New regulations have come into force for higher-risk buildings. On 6 April 2023, the Government introduced the new Higher-Risk Buildings (Key Building Information etc) (England) Regulations 2023 (SI 2023/396) (“the Higher-Risk Buildings Regulations 2023”), which sets out new regulations for existing higher-risk buildings.
What defines a higher-risk building?
The Higher-Risk Building Regulations 2023 define a higher-risk building during design and construction as “a building that is at least 18m in height or has at least 7 storeys and contains at least two residential units; or is a care home; or is a hospital“.
As for defining a higher-risk building during occupation, this is defined as “a building that is at least 18m in height or has at least 7 storeys and contains at least two residential units”. This excludes buildings that comprise entirely of occupied care homes, hospitals, secure residential institutions, hotels, military barracks and living accommodation for military personnel.
Further to the above definitions, the reference to “18m in height” will be based on the height from the ground level on the lowest side of the building to the top of the floor surface of the highest occupied storey of the building. Any storey which only contains machine or plant is excluded from consideration.
The Higher-Risk Buildings Regulations 2023, sets out the key information that an accountable person (“AP”) or (if there is more than one AP) the principal accountable person (“PAP”) will have to provide to the Building Safety Regulator, in order to fulfil the requirements under the Building Safety Act 2022 (“the 2022 Act”).
Under section 72(1) of the 2022 Act, an AP can be a person who:
- Holds a legal estate in possession in any part of the common parts (meaning the structure and exterior of the building and other common parts of the buildings); or
- Does not hold a legal estate in any part of the building but who is under a relevant repairing obligation in relation to any part of the common parts.
The exact position will depend on what the leases for the property say about repair and who is responsible for repair across all of the leases issues at the Property.
Under section 73 of the 2022 Act, the PAP for a higher-risk building is a person who:
- Where there is only one AP, that person
- If there’s more than one AP, either a person who:
- Holds a legal estate in possession in the relevant parts of the structure and exterior of the building; or
- Does not hold a legal estate in any part of the building but is under a relevant repairing obligation in relation to the relevant parts of the structure and exterior of the building.
In practice, an AP or PAP can be the freehold owner, the landlord or the management company. There may be multiple APs and it is possible that more than one entity or person could fall within the definition of PAP. If so, then there will be a question as to which entity or person should fulfil the role of the PAP. If the parties cannot decide between themselves who should take on that role, an application can be made to the First Tier Tribunal for an order.
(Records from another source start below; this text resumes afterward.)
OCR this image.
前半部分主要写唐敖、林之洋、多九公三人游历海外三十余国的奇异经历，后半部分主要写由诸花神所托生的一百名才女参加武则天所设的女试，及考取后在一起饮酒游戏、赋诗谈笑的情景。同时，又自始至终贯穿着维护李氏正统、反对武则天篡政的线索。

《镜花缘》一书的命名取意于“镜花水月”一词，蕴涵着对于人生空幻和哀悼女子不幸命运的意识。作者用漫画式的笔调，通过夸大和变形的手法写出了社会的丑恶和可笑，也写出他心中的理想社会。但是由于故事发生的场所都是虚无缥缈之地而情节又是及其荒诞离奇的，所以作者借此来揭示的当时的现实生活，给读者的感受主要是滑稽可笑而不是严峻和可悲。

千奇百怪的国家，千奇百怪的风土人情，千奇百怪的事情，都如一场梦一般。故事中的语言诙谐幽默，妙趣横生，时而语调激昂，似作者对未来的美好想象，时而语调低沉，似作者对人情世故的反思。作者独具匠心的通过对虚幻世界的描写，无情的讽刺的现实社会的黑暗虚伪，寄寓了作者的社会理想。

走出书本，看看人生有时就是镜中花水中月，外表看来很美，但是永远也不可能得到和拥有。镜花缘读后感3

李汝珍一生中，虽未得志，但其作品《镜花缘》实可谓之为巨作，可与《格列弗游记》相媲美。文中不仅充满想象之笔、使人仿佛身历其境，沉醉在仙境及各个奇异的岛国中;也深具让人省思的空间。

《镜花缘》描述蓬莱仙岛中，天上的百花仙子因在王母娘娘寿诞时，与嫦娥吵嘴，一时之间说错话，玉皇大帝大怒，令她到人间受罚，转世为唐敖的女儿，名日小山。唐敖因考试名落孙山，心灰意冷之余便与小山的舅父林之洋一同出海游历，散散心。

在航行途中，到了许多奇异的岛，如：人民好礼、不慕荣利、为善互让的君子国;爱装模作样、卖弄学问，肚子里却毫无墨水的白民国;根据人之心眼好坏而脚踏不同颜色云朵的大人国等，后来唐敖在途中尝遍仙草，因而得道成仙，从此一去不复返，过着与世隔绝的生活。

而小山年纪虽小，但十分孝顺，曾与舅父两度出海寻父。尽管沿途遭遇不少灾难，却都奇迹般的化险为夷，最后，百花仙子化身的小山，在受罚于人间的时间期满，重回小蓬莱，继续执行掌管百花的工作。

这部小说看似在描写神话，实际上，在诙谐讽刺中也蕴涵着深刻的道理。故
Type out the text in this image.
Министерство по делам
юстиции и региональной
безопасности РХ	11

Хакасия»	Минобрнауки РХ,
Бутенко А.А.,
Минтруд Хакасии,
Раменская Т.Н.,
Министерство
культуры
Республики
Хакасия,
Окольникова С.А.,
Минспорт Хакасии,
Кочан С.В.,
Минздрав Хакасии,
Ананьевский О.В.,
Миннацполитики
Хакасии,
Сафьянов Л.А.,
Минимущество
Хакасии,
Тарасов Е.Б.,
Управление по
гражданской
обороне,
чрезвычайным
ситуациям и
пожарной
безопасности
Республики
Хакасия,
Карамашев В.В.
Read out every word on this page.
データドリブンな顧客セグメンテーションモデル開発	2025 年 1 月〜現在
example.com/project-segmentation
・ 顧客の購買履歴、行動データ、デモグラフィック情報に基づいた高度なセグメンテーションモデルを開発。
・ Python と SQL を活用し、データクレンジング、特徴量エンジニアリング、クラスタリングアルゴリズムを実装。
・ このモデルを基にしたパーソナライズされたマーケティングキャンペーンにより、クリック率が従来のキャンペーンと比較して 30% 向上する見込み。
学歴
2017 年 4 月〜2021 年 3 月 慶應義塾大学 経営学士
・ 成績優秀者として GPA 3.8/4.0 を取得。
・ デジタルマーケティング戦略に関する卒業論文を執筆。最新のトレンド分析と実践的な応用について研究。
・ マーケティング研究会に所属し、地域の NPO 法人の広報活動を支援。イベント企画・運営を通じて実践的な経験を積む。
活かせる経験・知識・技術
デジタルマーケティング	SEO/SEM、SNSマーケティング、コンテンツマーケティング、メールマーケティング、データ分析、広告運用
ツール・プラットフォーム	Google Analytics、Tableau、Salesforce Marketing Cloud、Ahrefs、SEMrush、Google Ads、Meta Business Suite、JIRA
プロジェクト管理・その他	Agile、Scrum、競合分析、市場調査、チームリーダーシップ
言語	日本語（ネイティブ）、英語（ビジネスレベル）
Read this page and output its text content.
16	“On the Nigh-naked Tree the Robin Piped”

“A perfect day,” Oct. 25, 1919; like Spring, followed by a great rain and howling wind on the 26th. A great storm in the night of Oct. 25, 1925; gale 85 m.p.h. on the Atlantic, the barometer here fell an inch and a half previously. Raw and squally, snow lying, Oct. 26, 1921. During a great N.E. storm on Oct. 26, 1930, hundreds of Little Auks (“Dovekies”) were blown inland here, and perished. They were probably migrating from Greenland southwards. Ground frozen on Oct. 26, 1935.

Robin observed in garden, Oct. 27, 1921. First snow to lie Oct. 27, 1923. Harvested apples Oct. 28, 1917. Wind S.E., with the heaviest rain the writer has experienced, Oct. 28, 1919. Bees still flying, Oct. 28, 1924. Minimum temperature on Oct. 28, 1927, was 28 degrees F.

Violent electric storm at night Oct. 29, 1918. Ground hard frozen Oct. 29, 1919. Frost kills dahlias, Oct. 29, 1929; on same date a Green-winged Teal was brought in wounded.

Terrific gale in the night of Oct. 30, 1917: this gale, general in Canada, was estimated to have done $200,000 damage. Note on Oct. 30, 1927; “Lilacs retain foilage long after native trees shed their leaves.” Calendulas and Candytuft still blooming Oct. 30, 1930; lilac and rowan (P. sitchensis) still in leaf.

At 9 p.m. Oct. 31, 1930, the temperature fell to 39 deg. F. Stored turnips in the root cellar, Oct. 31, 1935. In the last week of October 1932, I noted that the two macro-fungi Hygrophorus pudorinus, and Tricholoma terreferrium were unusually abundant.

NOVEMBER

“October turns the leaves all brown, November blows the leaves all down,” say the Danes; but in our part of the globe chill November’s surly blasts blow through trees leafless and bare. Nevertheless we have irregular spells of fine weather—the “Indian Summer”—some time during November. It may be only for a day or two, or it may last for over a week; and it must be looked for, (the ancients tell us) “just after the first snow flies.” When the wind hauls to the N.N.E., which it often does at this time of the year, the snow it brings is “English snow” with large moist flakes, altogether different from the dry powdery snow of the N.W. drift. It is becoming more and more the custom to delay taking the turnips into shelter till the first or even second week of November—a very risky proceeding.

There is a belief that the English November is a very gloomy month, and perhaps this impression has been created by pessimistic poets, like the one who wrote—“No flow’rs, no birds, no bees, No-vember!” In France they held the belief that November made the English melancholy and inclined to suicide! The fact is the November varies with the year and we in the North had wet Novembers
The Act acknowledges that there may be more than one candidate and provides that the PAP shall be who “the tribunal considers appropriate”.
The AP or PAP must also:
- Provide Key Building information for each higher-risk building, for which they are the AP or PAP, to the Building Safety Regulator (“BSR”);
- Submit that Key Building Information in electronic form within 28 days of the AP or PAP having submitted an application for registration of that higher-risk building; and
- Notify the BSR of any change to the Key Building Information within 28 days of the AP or PAP becoming aware of the change.
As per the HSE’s announcement in February 2023, the new Building Safety Register (“the Register”) was announced and had opened in April 2023. The Register has allowed for a period of voluntary registration, whereby the registration of any occupied higher-risk buildings must be completed before October 2023, in order to avoid committing an offence.
Under section 77 of the 2022 Act, the PAP will be held liable if the registration of any occupied higher-risk buildings has not be dealt with before October 2023.
As the BSR becomes the new building control authority for high rise residential buildings, from 1st October 2023, developers must apply to the BSR for building control approval before commencing work on any high rise residential buildings.
The new changes are expected to apply to around 12,500 existing buildings.
The next steps
We recommend clients and owners of residential buildings, including those with management responsibilities to consider and note:
- Whether the building is a higher-risk building; and
- Who will be an AP and who the PAP is or ought to be if more than one person is identified .
Once the above points have been considered and identified, details of the AP, APs or PAP and the building itself, will need to be registered through the online platform (where the fee is currently £251) before October 2023, to avoid committing an offence.
For buildings completed prior to 6 April 2023, to understand that details of the Buildings Regulations completion certificate or final certificate, will also need to be provided as a part of the registration application.